Trees for WolvesArborists looking at trees

But the collaboration didn’t stop there.
This past winter, Pool had the same outdoor task as many landowners in the Pacific Northwest – taking down dead or dying trees, which pose a hazard to staff and visitors during winter storms. So he called in the arborists – then consulted with Gibson on another idea they had for the wolves.
“I had noticed patterns of how the wolves moved around their habitat,” Pool explains. “Most animals, both wild and domesticated, move with the path of least resistance. Maybe it’s calorie management – who knows for sure? But Angela knows animal behavior, and especially the animals she cares for daily. She taught me that wolves move on circuits around the perimeter, covering their area. Plus, they like to see what is coming as soon as they hear it.”
Both Pool and Gibson had noticed the wolves liked to jump onto logs to better scope out their surroundings.
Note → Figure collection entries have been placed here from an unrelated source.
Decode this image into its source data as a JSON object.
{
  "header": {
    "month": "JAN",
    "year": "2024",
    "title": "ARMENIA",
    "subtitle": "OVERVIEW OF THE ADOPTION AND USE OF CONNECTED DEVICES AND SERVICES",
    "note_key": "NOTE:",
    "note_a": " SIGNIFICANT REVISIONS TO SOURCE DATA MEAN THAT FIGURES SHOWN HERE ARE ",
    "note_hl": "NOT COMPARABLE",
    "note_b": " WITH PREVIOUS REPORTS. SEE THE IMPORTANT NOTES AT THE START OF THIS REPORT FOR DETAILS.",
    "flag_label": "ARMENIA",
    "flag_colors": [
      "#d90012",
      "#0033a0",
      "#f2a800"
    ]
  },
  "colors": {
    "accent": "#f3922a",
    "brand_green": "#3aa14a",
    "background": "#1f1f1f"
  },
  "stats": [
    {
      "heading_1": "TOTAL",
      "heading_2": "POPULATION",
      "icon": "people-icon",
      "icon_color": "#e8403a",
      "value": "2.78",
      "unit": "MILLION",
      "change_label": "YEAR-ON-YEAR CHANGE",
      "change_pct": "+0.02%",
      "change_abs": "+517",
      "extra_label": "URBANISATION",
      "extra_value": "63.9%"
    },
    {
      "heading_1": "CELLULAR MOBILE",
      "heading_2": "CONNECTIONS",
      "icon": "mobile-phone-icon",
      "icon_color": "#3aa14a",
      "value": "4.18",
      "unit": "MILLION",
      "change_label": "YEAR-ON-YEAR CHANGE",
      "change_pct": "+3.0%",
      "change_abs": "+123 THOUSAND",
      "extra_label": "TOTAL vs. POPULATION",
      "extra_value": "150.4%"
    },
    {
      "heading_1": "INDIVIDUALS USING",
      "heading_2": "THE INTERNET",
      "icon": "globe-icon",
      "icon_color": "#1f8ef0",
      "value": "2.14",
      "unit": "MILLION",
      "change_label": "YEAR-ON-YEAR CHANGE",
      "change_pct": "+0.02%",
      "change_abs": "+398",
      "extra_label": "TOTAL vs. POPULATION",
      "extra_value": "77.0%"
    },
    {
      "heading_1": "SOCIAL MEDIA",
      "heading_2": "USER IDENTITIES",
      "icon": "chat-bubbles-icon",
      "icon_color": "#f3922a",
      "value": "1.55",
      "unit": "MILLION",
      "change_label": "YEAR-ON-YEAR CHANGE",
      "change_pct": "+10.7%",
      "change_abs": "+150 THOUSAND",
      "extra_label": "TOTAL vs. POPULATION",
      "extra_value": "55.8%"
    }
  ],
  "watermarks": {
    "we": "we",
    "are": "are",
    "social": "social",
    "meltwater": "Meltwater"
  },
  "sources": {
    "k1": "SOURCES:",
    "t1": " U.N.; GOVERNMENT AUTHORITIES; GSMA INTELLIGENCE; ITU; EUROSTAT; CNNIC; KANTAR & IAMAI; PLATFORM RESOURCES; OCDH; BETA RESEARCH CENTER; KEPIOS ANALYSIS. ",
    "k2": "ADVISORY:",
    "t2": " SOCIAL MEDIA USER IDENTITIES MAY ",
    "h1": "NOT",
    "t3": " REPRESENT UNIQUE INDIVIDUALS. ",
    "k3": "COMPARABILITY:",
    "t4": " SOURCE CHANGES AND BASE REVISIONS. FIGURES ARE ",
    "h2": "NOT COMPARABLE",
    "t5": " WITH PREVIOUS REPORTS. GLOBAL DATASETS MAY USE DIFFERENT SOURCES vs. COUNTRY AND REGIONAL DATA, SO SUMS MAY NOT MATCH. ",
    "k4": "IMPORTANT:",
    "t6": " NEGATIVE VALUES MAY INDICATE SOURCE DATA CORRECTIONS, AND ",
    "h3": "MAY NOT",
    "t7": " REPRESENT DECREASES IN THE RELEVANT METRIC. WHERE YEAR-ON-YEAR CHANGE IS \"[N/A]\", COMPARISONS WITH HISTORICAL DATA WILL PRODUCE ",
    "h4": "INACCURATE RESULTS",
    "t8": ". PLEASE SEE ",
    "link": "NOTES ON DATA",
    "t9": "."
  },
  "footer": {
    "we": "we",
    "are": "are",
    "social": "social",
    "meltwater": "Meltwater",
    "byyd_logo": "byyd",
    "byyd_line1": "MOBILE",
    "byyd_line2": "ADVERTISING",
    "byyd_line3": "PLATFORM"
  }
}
So together the keeper and horticulturalist walked the habitat, looking at hazard trees and observing how high and far the wolves ran down existing logs. They also worked out the best visitor sightlines for seeing the wolves in action.
Then Pool and his arborists got to work, moving stumps and rocks with an excavator into a position where they would cradle the dead trees.
Arborist with fallen log in wolf habitatWith great precision, Pool’s team then felled the trees in exactly the right direction – instant habitat enrichment.
“For the most part it worked well,” says Pool. “And the wolves are using it. That’s the clear mark of approval.”
Pool also repurposes dead trees into habitat snags, animal enrichment, picnic tables – even door frames and decorations for the new education offices in a renovation with a woodsy, Northwest vibe.
“It closes the nutrient loop,” he says, with satisfaction.